So Long Spoon

Dallas chef John Tesar closes award-winning seafood restaurant Spoon

Dallas chef John Tesar closes award-winning seafood restaurant Spoon

Spoon ramen
Farewell, Spoon "ramen." We will miss you. Photo by Teresa Gubbins
John Tesar, Burgers & Burgundy
Chef John Tesar will keep the Knife but put aside the Spoon. Photo by Shana Anderson
Spoon restaurant in Preston Center in Dallas
Take one last look at Spoon's fancy interior. Photo by Kevin Marple
Spoon ramen
John Tesar, Burgers & Burgundy
Spoon restaurant in Preston Center in Dallas

John Tesar will close Spoon Bar & Kitchen, his Preston Center fine-dining seafood restaurant, on December 31. The chef says he has amicably parted ways with his partners at Chanticleer Holdings Inc., the owner-operator of Hooters restaurants, which acquired Spoon a year ago.

Chanticleer envisioned a plan to work with Tesar on creating a fast-casual seafood concept. But Tesar says that plan shifted.

 "We're not calling it a day," Tesar says. "I think there's a place for a good seafood restaurant, and we'll find another location for it."

"I have a lot of things going on in 2015, including the opening of Fork, an Italian restaurant, in the spring," he says. "Chanticleer is going in one direction, with things like Just Fresh, a hamburger concept.
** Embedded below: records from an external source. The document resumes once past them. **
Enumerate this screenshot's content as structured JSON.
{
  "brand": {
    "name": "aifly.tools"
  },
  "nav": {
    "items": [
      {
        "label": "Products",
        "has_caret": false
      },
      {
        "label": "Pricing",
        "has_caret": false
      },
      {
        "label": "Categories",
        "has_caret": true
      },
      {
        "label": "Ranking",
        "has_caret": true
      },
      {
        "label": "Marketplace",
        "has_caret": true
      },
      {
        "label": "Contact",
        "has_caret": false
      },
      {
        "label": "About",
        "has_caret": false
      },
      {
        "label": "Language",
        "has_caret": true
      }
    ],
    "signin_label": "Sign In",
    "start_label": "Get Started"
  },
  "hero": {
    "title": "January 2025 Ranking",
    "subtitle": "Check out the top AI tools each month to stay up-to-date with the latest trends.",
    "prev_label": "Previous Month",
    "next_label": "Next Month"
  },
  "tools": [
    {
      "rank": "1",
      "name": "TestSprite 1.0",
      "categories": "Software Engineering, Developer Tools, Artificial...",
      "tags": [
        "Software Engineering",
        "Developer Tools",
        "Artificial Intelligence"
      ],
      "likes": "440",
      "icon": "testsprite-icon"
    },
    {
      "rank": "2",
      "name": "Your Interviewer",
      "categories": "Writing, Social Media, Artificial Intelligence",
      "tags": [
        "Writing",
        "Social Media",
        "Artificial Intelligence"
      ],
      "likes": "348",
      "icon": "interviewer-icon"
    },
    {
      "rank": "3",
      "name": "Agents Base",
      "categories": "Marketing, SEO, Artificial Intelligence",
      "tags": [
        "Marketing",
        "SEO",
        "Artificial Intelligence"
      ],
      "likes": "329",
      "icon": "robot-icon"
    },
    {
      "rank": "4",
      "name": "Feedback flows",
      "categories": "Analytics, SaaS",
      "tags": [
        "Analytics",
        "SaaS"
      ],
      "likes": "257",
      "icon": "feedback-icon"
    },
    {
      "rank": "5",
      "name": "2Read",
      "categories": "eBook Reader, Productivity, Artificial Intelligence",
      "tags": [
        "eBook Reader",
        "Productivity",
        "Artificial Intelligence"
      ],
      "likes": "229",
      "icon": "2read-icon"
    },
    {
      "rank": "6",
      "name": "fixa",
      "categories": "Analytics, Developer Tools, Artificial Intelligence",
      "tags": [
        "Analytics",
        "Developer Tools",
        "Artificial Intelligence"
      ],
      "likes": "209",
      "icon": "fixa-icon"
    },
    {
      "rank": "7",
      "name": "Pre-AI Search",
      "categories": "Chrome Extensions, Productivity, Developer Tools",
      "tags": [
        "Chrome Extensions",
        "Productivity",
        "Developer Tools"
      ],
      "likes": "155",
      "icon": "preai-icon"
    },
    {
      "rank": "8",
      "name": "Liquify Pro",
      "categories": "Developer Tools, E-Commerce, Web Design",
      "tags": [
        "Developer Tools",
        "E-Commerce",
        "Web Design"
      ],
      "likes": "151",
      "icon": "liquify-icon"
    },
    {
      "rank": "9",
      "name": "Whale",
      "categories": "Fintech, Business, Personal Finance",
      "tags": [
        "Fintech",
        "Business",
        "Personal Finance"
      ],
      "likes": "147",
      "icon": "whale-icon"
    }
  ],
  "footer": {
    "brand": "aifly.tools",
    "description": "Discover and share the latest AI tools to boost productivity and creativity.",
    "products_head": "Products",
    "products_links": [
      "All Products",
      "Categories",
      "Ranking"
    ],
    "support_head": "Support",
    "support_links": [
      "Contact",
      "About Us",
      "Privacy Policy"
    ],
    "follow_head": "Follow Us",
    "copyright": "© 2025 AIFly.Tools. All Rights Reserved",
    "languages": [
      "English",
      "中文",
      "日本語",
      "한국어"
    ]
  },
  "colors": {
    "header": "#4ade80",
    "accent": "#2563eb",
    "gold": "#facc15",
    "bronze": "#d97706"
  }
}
When they bought Spoon and where they are today is two different places."

Tesar opened Spoon in November 2012, in the style of Le Bernardin in New York. It earned rave reviews and a following, but its profile has receded since the 2014 opening of Knife, Tesar's steakhouse at The Highlands Dallas hotel.

Its closure marks the second wipeout of a seafood-centric restaurant since the November closure of Driftwood in Oak Cliff, raising the age-old question of whether steak-happy Dallas-Fort Worth can ever really sustain a long-term respect for fish, although Dallas Fish Market in downtown Dallas still prevails.

There's also the location: Preston Center is a mixed bag as far as restaurants go, with casual places like Hopdoddy doing better than a chef-driven restaurants like Spoon or Kent Rathbun's Blue Plate Kitchen, which closed in May.

"Spoon does really well three to four days a week, but that's always been a strange location," Tesar says. "But we're not calling it a day. I think there's a place for a good seafood restaurant, and we'll find another location for it."